City of Spies by Sorayya Khan has a surprisingly benign and soothing spirit to it belying the turbulent times and events it is set in. The point of view is also curious. It isn’t that of an insider defending Pakistan. It isn’t one of an outsider berating it either. The protagonist – a young girl – is simultaneously an insider and an outsider. There isn’t much of a plot in the story, and things that do happen are mostly historically known. But it keeps you riveted to the pages (screen in my case, as I read it on Kindle). The reason is that the protagonist Aliya’s struggle to make sense of the world around her is not only her own. We all struggle with that, and not just as children or adolescents. But well into our adulthood, perhaps all our lives.
It is coming of age story for people of all ages.
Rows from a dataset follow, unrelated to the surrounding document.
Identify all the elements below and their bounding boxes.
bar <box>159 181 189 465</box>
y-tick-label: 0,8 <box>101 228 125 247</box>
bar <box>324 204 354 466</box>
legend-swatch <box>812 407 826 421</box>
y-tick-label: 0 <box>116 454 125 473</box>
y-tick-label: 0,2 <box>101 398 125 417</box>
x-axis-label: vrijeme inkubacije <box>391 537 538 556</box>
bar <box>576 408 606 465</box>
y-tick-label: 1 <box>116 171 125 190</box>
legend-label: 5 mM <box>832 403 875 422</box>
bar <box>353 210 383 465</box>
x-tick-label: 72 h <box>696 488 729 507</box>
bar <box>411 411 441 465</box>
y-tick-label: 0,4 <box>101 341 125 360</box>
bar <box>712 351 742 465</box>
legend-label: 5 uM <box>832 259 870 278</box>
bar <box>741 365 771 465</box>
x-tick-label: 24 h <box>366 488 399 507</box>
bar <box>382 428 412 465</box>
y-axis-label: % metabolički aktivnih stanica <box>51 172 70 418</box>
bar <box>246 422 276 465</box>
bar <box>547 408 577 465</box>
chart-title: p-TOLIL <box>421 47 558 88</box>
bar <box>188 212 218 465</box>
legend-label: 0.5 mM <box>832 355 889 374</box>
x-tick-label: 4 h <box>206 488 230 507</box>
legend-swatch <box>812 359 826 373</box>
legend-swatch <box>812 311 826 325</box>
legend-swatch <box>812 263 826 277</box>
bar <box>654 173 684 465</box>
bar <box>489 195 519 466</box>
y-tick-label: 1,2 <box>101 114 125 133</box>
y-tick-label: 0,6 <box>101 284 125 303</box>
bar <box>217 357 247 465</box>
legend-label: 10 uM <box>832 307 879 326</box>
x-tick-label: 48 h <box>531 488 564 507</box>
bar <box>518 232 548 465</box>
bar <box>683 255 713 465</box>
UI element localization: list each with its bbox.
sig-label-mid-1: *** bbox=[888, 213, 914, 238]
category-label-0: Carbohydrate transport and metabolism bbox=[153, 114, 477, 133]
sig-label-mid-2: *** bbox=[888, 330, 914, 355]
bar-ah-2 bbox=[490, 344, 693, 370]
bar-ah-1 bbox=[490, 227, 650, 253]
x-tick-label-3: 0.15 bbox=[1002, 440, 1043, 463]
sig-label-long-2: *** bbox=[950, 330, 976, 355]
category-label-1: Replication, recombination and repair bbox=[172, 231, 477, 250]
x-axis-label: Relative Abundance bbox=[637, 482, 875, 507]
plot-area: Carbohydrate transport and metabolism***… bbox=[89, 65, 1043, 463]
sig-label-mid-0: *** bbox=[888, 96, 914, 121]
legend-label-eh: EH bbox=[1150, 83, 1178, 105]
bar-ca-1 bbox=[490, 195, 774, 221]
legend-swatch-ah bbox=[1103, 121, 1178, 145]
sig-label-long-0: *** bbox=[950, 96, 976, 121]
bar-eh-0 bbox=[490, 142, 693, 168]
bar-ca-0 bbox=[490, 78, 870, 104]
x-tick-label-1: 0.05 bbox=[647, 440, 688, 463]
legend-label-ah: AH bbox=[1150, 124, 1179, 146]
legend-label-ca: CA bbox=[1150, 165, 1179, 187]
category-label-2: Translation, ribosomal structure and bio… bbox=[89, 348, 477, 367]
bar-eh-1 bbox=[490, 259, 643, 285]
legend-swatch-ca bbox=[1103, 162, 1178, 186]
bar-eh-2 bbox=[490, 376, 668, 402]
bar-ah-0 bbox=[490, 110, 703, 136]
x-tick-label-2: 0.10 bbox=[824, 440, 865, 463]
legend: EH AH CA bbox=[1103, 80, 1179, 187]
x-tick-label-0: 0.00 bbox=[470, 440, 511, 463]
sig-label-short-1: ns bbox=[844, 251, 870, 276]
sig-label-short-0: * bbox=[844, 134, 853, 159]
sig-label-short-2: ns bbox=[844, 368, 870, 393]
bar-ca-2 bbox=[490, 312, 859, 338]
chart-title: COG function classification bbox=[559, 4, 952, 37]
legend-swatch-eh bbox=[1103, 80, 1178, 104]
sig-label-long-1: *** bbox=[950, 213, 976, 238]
Not to be put aside as meant only for young adults.
Below is the book description from the publisher’s website.
‘God was everywhere, but so was the general.’
It is the summer of 1977 and Pakistan swelters in the unrelenting heat. Weeks after her eleventh birthday, Aliya Shah wakes up to the news that there has been a coup d’état, General Zia has taken over the country and Prime Minister Zulfikar Ali Bhutto is in jail. Although the shadow of the general and his increasingly puritanical edicts threaten to disrupt their comfortable existence, life goes on for Aliya much as before as she attends the American
School in Islamabad.
However, when a much loved young boy, the son of the family retainer, dies tragically in a hit-and-run accident, her world is turned upside down, especially when she discovers the terrible secret of the murderer’s identity.
City of Spies is coming-of-age story that explores Aliya’s conflicting loyalties and her on-going struggle to make sense of her world. Set in late 1970’s Islamabad and Lahore, City of Spies is a gripping novel that unfolds over thirty months in Pakistan’s tumultuous history.